On the uses of a new linear scheme for stratospheric methane in global models: water source, transport tracer and radiative forcing

This study evaluates effects and applications of a new linear parameterisation for stratospheric methane and water vapour. The new scheme (CoMeCAT) is derived from a 3-D full-chemistry-transport model (CTM). It is suitable for any global model, and is shown here to produce realistic profiles in the TOMCAT/SLIMCAT 3-D CTM and the ECMWF (European Centre for Medium-Range Weather Forecasts) general circulation model (GCM). Results from the new scheme are in good agreement with the full-chemistry CTM CH₄ field and with observations from the Halogen Occultation Experiment (HALOE). The scheme is also used to derive stratospheric water increments, which in the CTM produce vertical and latitudinal H₂O variations in fair agreement with satellite observations. Stratospheric H₂O distributions in the ECMWF GCM show realistic overall features, although concentrations are smaller than in the CTM run (up to 0.5 ppmv smaller above 10 hPa).
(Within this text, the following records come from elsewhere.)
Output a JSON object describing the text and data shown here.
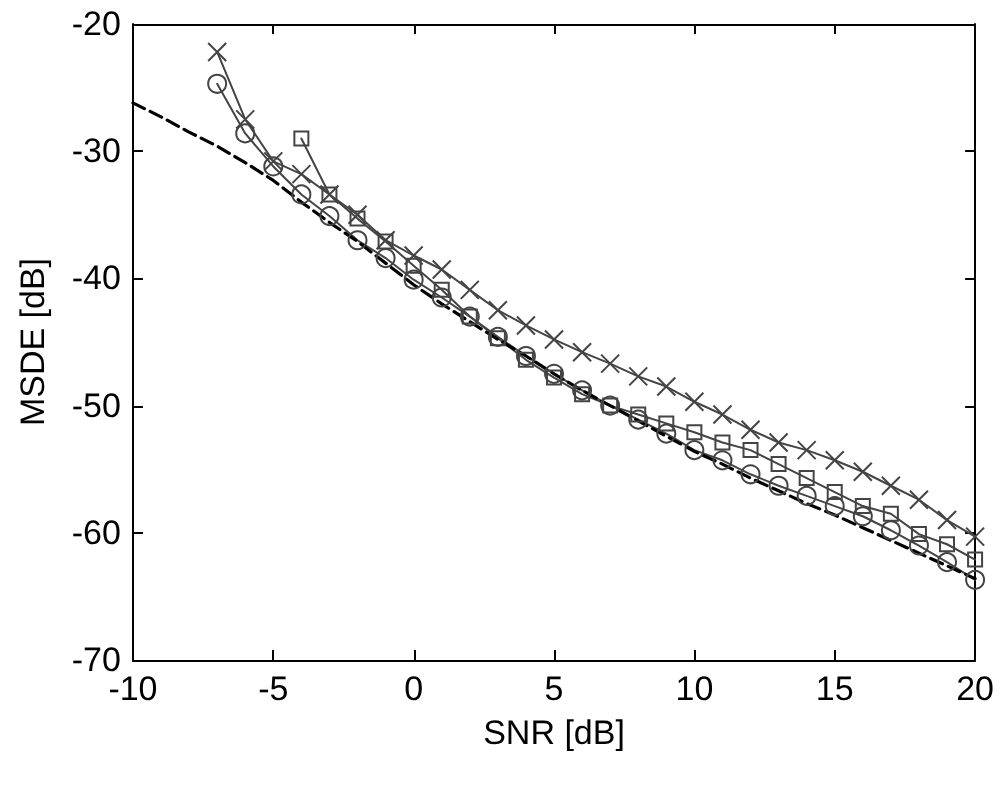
{
  "chart_data": {
    "type": "line",
    "xlabel": "SNR [dB]",
    "ylabel": "MSDE [dB]",
    "xlim": [
      -10,
      20
    ],
    "xticks": [
      -10,
      -5,
      0,
      5,
      10,
      15,
      20
    ],
    "ylim": [
      -70,
      -20
    ],
    "yticks": [
      -70,
      -60,
      -50,
      -40,
      -30,
      -20
    ],
    "grid": false,
    "series": [
      {
        "color": "#444444",
        "marker": "cross",
        "line_style": "solid",
        "x": [
          -7,
          -6,
          -5,
          -4,
          -3,
          -2,
          -1,
          0,
          1,
          2,
          3,
          4,
          5,
          6,
          7,
          8,
          9,
          10,
          11,
          12,
          13,
          14,
          15,
          16,
          17,
          18,
          19,
          20
        ],
        "values": [
          -22.2,
          -27.5,
          -30.8,
          -31.8,
          -33.4,
          -35,
          -37,
          -38.2,
          -39.3,
          -40.9,
          -42.5,
          -43.7,
          -44.8,
          -45.8,
          -46.7,
          -47.7,
          -48.5,
          -49.7,
          -50.7,
          -51.9,
          -52.9,
          -53.5,
          -54.3,
          -55.2,
          -56.3,
          -57.4,
          -59,
          -60.3
        ]
      },
      {
        "color": "#444444",
        "marker": "square",
        "line_style": "solid",
        "x": [
          -4,
          -3,
          -2,
          -1,
          0,
          1,
          2,
          3,
          4,
          5,
          6,
          7,
          8,
          9,
          10,
          11,
          12,
          13,
          14,
          15,
          16,
          17,
          18,
          19,
          20
        ],
        "values": [
          -29,
          -33.4,
          -35.3,
          -37.1,
          -39,
          -40.9,
          -43,
          -44.7,
          -46.4,
          -47.8,
          -49.1,
          -50,
          -50.7,
          -51.4,
          -52.1,
          -52.9,
          -53.5,
          -54.6,
          -55.7,
          -56.8,
          -57.9,
          -58.5,
          -60.1,
          -60.9,
          -62.1
        ]
      },
      {
        "color": "#444444",
        "marker": "circle",
        "line_style": "solid",
        "x": [
          -7,
          -6,
          -5,
          -4,
          -3,
          -2,
          -1,
          0,
          1,
          2,
          3,
          4,
          5,
          6,
          7,
          8,
          9,
          10,
          11,
          12,
          13,
          14,
          15,
          16,
          17,
          18,
          19,
          20
        ],
        "values": [
          -24.7,
          -28.6,
          -31.2,
          -33.4,
          -35.1,
          -37,
          -38.4,
          -40.1,
          -41.5,
          -43,
          -44.6,
          -46.1,
          -47.5,
          -48.8,
          -50,
          -51.1,
          -52.2,
          -53.5,
          -54.3,
          -55.4,
          -56.3,
          -57.1,
          -57.9,
          -58.7,
          -59.8,
          -61,
          -62.3,
          -63.7
        ]
      },
      {
        "color": "#000000",
        "marker": "none",
        "line_style": "dashed",
        "x": [
          -10,
          -9,
          -8,
          -7,
          -6,
          -5,
          -4,
          -3,
          -2,
          -1,
          0,
          1,
          2,
          3,
          4,
          5,
          6,
          7,
          8,
          9,
          10,
          11,
          12,
          13,
          14,
          15,
          16,
          17,
          18,
          19,
          20
        ],
        "values": [
          -26.2,
          -27.3,
          -28.5,
          -29.6,
          -30.9,
          -32.3,
          -34,
          -35.6,
          -37.1,
          -38.8,
          -40.5,
          -42,
          -43.4,
          -44.8,
          -46.1,
          -47.5,
          -48.8,
          -50,
          -51.2,
          -52.4,
          -53.6,
          -54.6,
          -55.7,
          -56.7,
          -57.7,
          -58.6,
          -59.6,
          -60.6,
          -61.6,
          -62.6,
          -63.6
        ]
      }
    ]
  }
}
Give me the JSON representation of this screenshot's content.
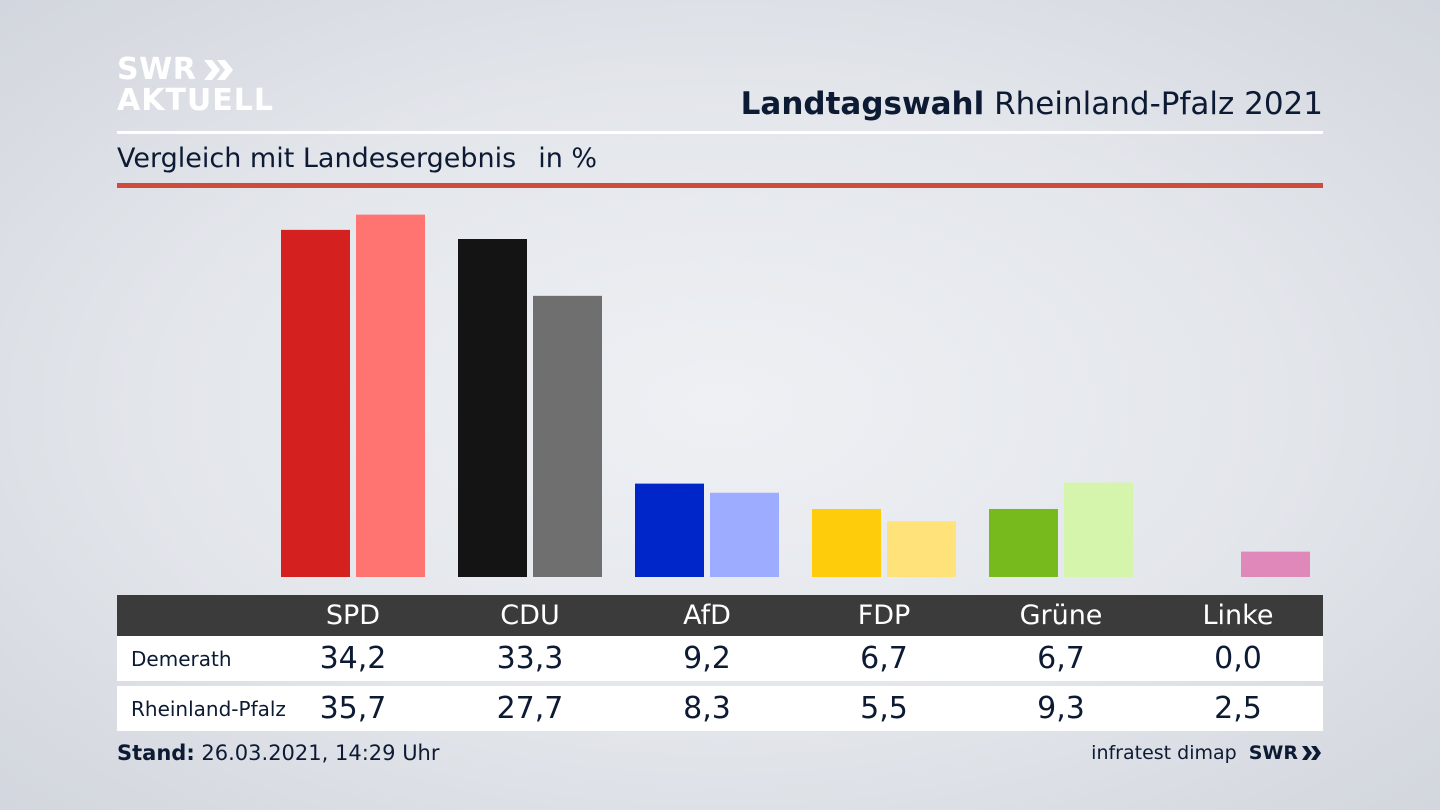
{
  "logo": {
    "line1": "SWR",
    "line2": "AKTUELL"
  },
  "header": {
    "title_bold": "Landtagswahl",
    "title_rest": "Rheinland-Pfalz 2021"
  },
  "subtitle": {
    "text": "Vergleich mit Landesergebnis",
    "unit": "in %"
  },
  "chart_data": {
    "type": "bar",
    "categories": [
      "SPD",
      "CDU",
      "AfD",
      "FDP",
      "Grüne",
      "Linke"
    ],
    "series": [
      {
        "name": "Demerath",
        "values": [
          34.2,
          33.3,
          9.2,
          6.7,
          6.7,
          0.0
        ],
        "colors": [
          "#d52020",
          "#141414",
          "#0025c8",
          "#ffcc0c",
          "#76ba1e",
          "#cf4d8c"
        ]
      },
      {
        "name": "Rheinland-Pfalz",
        "values": [
          35.7,
          27.7,
          8.3,
          5.5,
          9.3,
          2.5
        ],
        "colors": [
          "#ff7470",
          "#706f6f",
          "#9dacff",
          "#ffe37a",
          "#d5f5ac",
          "#e088ba"
        ]
      }
    ],
    "ylim": [
      0,
      36
    ],
    "value_labels": {
      "Demerath": [
        "34,2",
        "33,3",
        "9,2",
        "6,7",
        "6,7",
        "0,0"
      ],
      "Rheinland-Pfalz": [
        "35,7",
        "27,7",
        "8,3",
        "5,5",
        "9,3",
        "2,5"
      ]
    }
  },
  "footer": {
    "stand_label": "Stand:",
    "stand_value": "26.03.2021, 14:29 Uhr",
    "source": "infratest dimap",
    "brand": "SWR"
  }
}
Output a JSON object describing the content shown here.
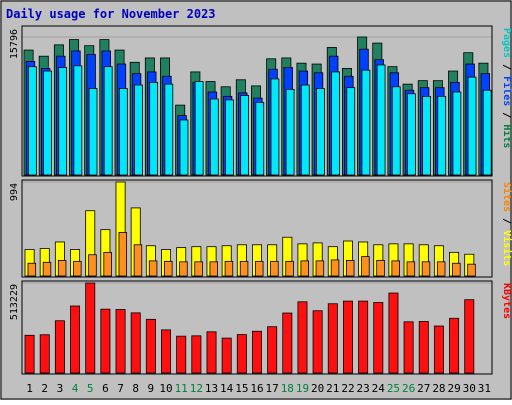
{
  "chart_data": {
    "type": "bar",
    "title": "Daily usage for November 2023",
    "categories": [
      "1",
      "2",
      "3",
      "4",
      "5",
      "6",
      "7",
      "8",
      "9",
      "10",
      "11",
      "12",
      "13",
      "14",
      "15",
      "16",
      "17",
      "18",
      "19",
      "20",
      "21",
      "22",
      "23",
      "24",
      "25",
      "26",
      "27",
      "28",
      "29",
      "30",
      "31"
    ],
    "weekend_categories": [
      "4",
      "5",
      "11",
      "12",
      "18",
      "19",
      "25",
      "26"
    ],
    "panels": [
      {
        "name": "hits-files-pages",
        "ymax_label": "15796",
        "ymax": 15796,
        "legend": [
          {
            "text": "Pages",
            "color": "#00c8c8"
          },
          {
            "text": " / ",
            "color": "#000000"
          },
          {
            "text": "Files",
            "color": "#0040ff"
          },
          {
            "text": " / ",
            "color": "#000000"
          },
          {
            "text": "Hits",
            "color": "#008040"
          }
        ],
        "series": [
          {
            "name": "Hits",
            "color": "#208060",
            "values": [
              14300,
              13600,
              14900,
              15500,
              14800,
              15500,
              14300,
              12900,
              13400,
              13400,
              8000,
              11800,
              10700,
              10100,
              10900,
              10200,
              13300,
              13400,
              12800,
              12700,
              14600,
              12200,
              15796,
              15100,
              12400,
              10400,
              10800,
              10800,
              11900,
              14000,
              12800
            ]
          },
          {
            "name": "Files",
            "color": "#0040ff",
            "values": [
              13000,
              12200,
              13600,
              14200,
              13800,
              14200,
              12700,
              11600,
              11800,
              11300,
              6800,
              10600,
              9500,
              9000,
              9400,
              8800,
              12100,
              12300,
              11900,
              11700,
              13600,
              11300,
              14400,
              13200,
              11700,
              9700,
              10000,
              10000,
              10600,
              12700,
              11600
            ]
          },
          {
            "name": "Pages",
            "color": "#00e8f8",
            "values": [
              12400,
              11900,
              12300,
              12500,
              9900,
              12400,
              9900,
              10300,
              10600,
              10400,
              6300,
              10700,
              8700,
              8600,
              9100,
              8300,
              11000,
              9800,
              10300,
              9900,
              11800,
              10000,
              12000,
              12600,
              10100,
              9300,
              9000,
              9000,
              9500,
              11200,
              9700
            ]
          }
        ]
      },
      {
        "name": "visits-sites",
        "ymax_label": "994",
        "ymax": 994,
        "legend": [
          {
            "text": "Sites",
            "color": "#ff8000"
          },
          {
            "text": " / ",
            "color": "#000000"
          },
          {
            "text": "Visits",
            "color": "#ffff00"
          }
        ],
        "series": [
          {
            "name": "Visits",
            "color": "#ffff00",
            "values": [
              280,
              290,
              360,
              280,
              690,
              490,
              994,
              720,
              320,
              280,
              300,
              310,
              310,
              320,
              330,
              330,
              330,
              410,
              340,
              350,
              310,
              370,
              360,
              330,
              340,
              340,
              330,
              320,
              250,
              230,
              0
            ]
          },
          {
            "name": "Sites",
            "color": "#ff9020",
            "values": [
              135,
              145,
              165,
              155,
              225,
              250,
              460,
              330,
              160,
              155,
              150,
              150,
              150,
              155,
              155,
              155,
              155,
              155,
              160,
              160,
              170,
              165,
              205,
              165,
              160,
              150,
              150,
              150,
              135,
              125,
              0
            ]
          }
        ]
      },
      {
        "name": "kbytes",
        "ymax_label": "513229",
        "ymax": 513229,
        "legend": [
          {
            "text": "KBytes",
            "color": "#ff0000"
          }
        ],
        "series": [
          {
            "name": "KBytes",
            "color": "#ff1010",
            "values": [
              215000,
              218000,
              298000,
              382000,
              513229,
              364000,
              362000,
              343000,
              306000,
              246000,
              210000,
              212000,
              235000,
              199000,
              219000,
              238000,
              264000,
              342000,
              406000,
              355000,
              395000,
              410000,
              410000,
              402000,
              456000,
              292000,
              294000,
              268000,
              312000,
              418000,
              0
            ]
          }
        ]
      }
    ]
  }
}
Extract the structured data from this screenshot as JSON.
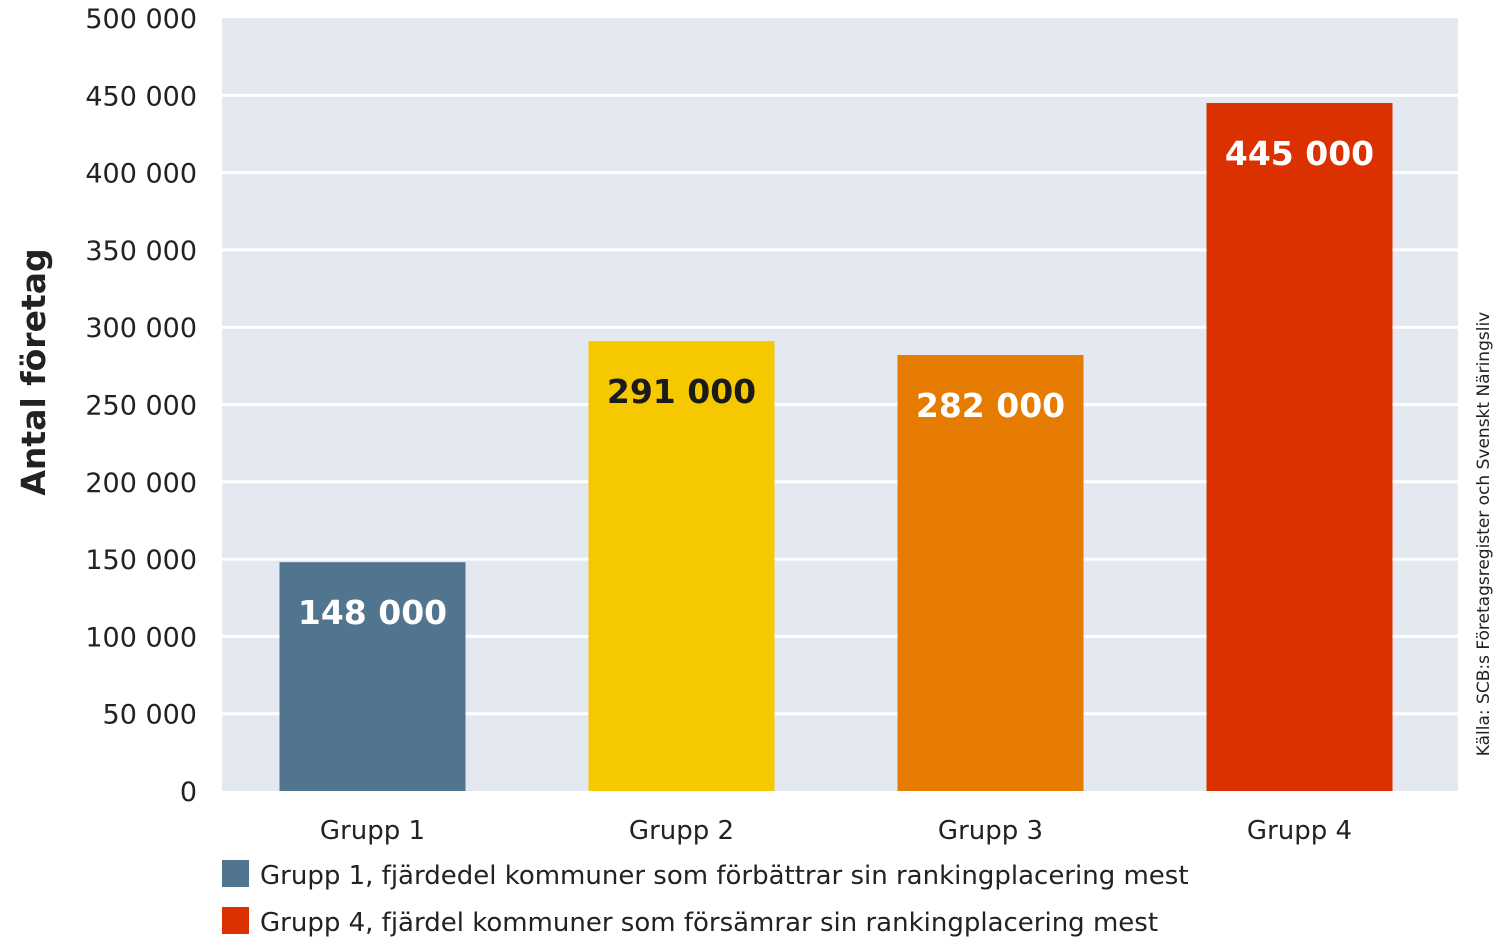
{
  "chart_data": {
    "type": "bar",
    "categories": [
      "Grupp 1",
      "Grupp 2",
      "Grupp 3",
      "Grupp 4"
    ],
    "values": [
      148000,
      291000,
      282000,
      445000
    ],
    "value_labels": [
      "148 000",
      "291 000",
      "282 000",
      "445 000"
    ],
    "bar_colors": [
      "#52758f",
      "#f5c800",
      "#e57b00",
      "#db3000"
    ],
    "bar_label_colors": [
      "#ffffff",
      "#1a1a1a",
      "#ffffff",
      "#ffffff"
    ],
    "ylabel": "Antal företag",
    "ylim": [
      0,
      500000
    ],
    "y_ticks": [
      0,
      50000,
      100000,
      150000,
      200000,
      250000,
      300000,
      350000,
      400000,
      450000,
      500000
    ],
    "y_tick_labels": [
      "0",
      "50 000",
      "100 000",
      "150 000",
      "200 000",
      "250 000",
      "300 000",
      "350 000",
      "400 000",
      "450 000",
      "500 000"
    ],
    "grid": true,
    "plot_background": "#e3e8f1",
    "grid_color": "#ffffff",
    "source": "Källa: SCB:s Företagsregister och Svenskt Näringsliv",
    "legend": [
      {
        "label": "Grupp 1, fjärdedel kommuner som förbättrar sin rankingplacering mest",
        "color": "#52758f"
      },
      {
        "label": "Grupp 4, fjärdel kommuner som försämrar sin rankingplacering mest",
        "color": "#db3000"
      }
    ]
  }
}
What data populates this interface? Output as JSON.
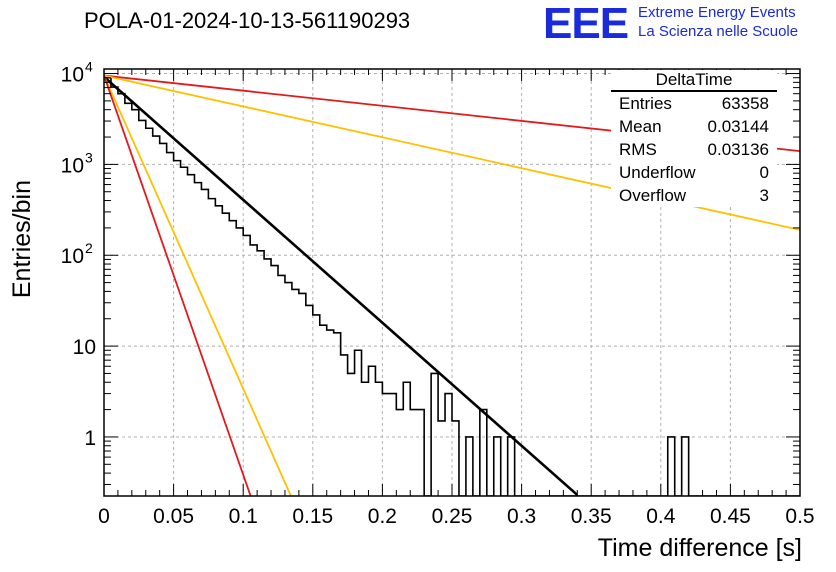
{
  "title": "POLA-01-2024-10-13-561190293",
  "logo": {
    "mark": "EEE",
    "line1": "Extreme Energy Events",
    "line2": "La Scienza nelle Scuole"
  },
  "stats": {
    "title": "DeltaTime",
    "rows": [
      {
        "label": "Entries",
        "value": "63358"
      },
      {
        "label": "Mean",
        "value": "0.03144"
      },
      {
        "label": "RMS",
        "value": "0.03136"
      },
      {
        "label": "Underflow",
        "value": "0"
      },
      {
        "label": "Overflow",
        "value": "3"
      }
    ]
  },
  "colors": {
    "histogram": "#000000",
    "fit": "#000000",
    "red": "#e31a1c",
    "orange": "#ffc000",
    "grid": "#b0b0b0"
  },
  "chart_data": {
    "type": "line",
    "title": "POLA-01-2024-10-13-561190293",
    "xlabel": "Time difference [s]",
    "ylabel": "Entries/bin",
    "xlim": [
      0,
      0.5
    ],
    "ylim_log10": [
      -0.65,
      4.05
    ],
    "yscale": "log",
    "grid": true,
    "x_ticks": [
      "0",
      "0.05",
      "0.1",
      "0.15",
      "0.2",
      "0.25",
      "0.3",
      "0.35",
      "0.4",
      "0.45",
      "0.5"
    ],
    "y_ticks": [
      {
        "value": 1,
        "label": "1"
      },
      {
        "value": 10,
        "label": "10"
      },
      {
        "value": 100,
        "label": "10",
        "exp": "2"
      },
      {
        "value": 1000,
        "label": "10",
        "exp": "3"
      },
      {
        "value": 10000,
        "label": "10",
        "exp": "4"
      }
    ],
    "histogram": {
      "bin_width": 0.005,
      "counts": [
        9000,
        7100,
        6000,
        4700,
        4000,
        3050,
        2500,
        2050,
        1700,
        1350,
        1100,
        930,
        770,
        630,
        530,
        420,
        350,
        290,
        240,
        200,
        165,
        130,
        112,
        91,
        77,
        60,
        50,
        42,
        38,
        28,
        22,
        17,
        15,
        14,
        8,
        5,
        9,
        4,
        6,
        4,
        3,
        3,
        2,
        4,
        2,
        2,
        0.1,
        5,
        1.5,
        3,
        1.5,
        0.1,
        1,
        0.1,
        2,
        0.1,
        1,
        0.1,
        1,
        0.1,
        0.1,
        0.1,
        0.1,
        0.1,
        0.1,
        0.1,
        0.1,
        0.1,
        0.1,
        0.1,
        0.1,
        0.1,
        0.1,
        0.1,
        0.1,
        0.1,
        0.1,
        0.1,
        0.1,
        0.1,
        0.1,
        1,
        0.1,
        1,
        0.1,
        0.1,
        0.1,
        0.1,
        0.1,
        0.1,
        0.1,
        0.1,
        0.1,
        0.1,
        0.1,
        0.1,
        0.1,
        0.1,
        0.1,
        0.1
      ]
    },
    "series": [
      {
        "color": "#000000",
        "values": [
          [
            0,
            9200
          ],
          [
            0.34,
            0.23
          ]
        ]
      },
      {
        "color": "#e31a1c",
        "values": [
          [
            0,
            9500
          ],
          [
            0.5,
            1400
          ]
        ]
      },
      {
        "color": "#ffc000",
        "values": [
          [
            0,
            9500
          ],
          [
            0.5,
            190
          ]
        ]
      },
      {
        "color": "#ffc000",
        "values": [
          [
            0,
            9500
          ],
          [
            0.1345,
            0.22
          ]
        ]
      },
      {
        "color": "#e31a1c",
        "values": [
          [
            0,
            9500
          ],
          [
            0.1055,
            0.22
          ]
        ]
      }
    ]
  }
}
The potential of the new CoMeCAT tracer for evaluating stratospheric transport is exploited to assess the impacts of nudging the free-running GCM to ERA-40 and ERA-Interim reanalyses. The nudged GCM shows similar transport patterns to the offline CTM forced by the corresponding reanalysis data. The new scheme also impacts radiation and temperature in the model. Compared to the default CH₄ climatology and H₂O used by the ECMWF radiation scheme, the main effect on ECMWF temperatures when considering both CH₄ and H₂O from CoMeCAT is a decrease of up to 1.0 K over the tropical mid/low stratosphere. The effect of using the CoMeCAT scheme for radiative forcing (RF) calculations is investigated using the offline Edwards–Slingo radiative transfer model. Compared to the default model option of a tropospheric global 3-D CH₄ value, the CoMeCAT distribution produces an overall change in the annual mean net RF of up to −30 mW m⁻².